Plus que jamais, nous avons besoin de scientifiques et de médecins humbles, qui acceptent de dire «Je ne sais pas». Nous sommes capables de les entendre. Le temps viendra où nous les remercierons de ne pas avoir fait de fausses promesses.


Laure Dasinières


Notes :

1- Swami Chakrapani est un militant politique et ascète indien qui prétend être le président d'Akhil Bharatiya Hindu Mahasabha, une organisation nationaliste hindoue de longue date en Inde. Il a attiré l'attention des médias pour son achat des propriétés du criminel recherché Dawood Ibrahim lors de ventes aux enchères et ses tentatives de les convertir en toilettes publiques. En mars 2018, Chakrapani a été désigné comme un ascète frauduleux par l'Akhil Bharatiya Akhara Parishad, l'organisation faîtière des Sants (saints) et des Sadhus (ascètes) hindous en Inde (source : wikipédia).

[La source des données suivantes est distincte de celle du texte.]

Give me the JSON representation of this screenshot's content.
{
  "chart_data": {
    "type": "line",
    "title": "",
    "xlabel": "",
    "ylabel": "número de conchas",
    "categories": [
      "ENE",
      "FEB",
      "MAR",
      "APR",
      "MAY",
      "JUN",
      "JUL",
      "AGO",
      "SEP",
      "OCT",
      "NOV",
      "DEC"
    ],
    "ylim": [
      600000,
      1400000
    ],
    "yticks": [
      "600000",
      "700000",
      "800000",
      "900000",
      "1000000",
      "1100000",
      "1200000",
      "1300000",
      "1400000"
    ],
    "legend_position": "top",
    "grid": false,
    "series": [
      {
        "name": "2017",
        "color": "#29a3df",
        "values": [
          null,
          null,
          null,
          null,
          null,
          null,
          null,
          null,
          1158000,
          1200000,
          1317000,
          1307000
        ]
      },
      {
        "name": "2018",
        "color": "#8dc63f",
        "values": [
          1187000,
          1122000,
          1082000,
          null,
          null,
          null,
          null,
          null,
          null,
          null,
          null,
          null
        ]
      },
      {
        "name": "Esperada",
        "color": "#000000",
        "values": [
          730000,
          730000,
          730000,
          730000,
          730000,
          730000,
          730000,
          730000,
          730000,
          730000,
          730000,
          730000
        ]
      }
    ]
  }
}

2- Aussi connu sous le nom de « margousier », le neem est utilisé comme désinfectant en médecine ayurvédique, par application externe du jus des feuilles, ingestion ou en bains. Les graines et l’huile peuvent être utilisées comme moyen de contraception ou comme abortif. Les feuilles et les écorces sont utilisées pour traiter le paludisme (source : wikipédia). L’huile extraite de ses graines sert à fabriquer l’azadirachtine, un insecticide reconnu, qui «présente une faible toxicité aiguë par voies orale et cutanée et une légère toxicité aiguë par inhalation. C’est une substance légèrement irritante pour les yeux et elle est un sensibilisant cutané, mais elle n’est pas irritante pour la peau.» (source : Gouvernement du canada).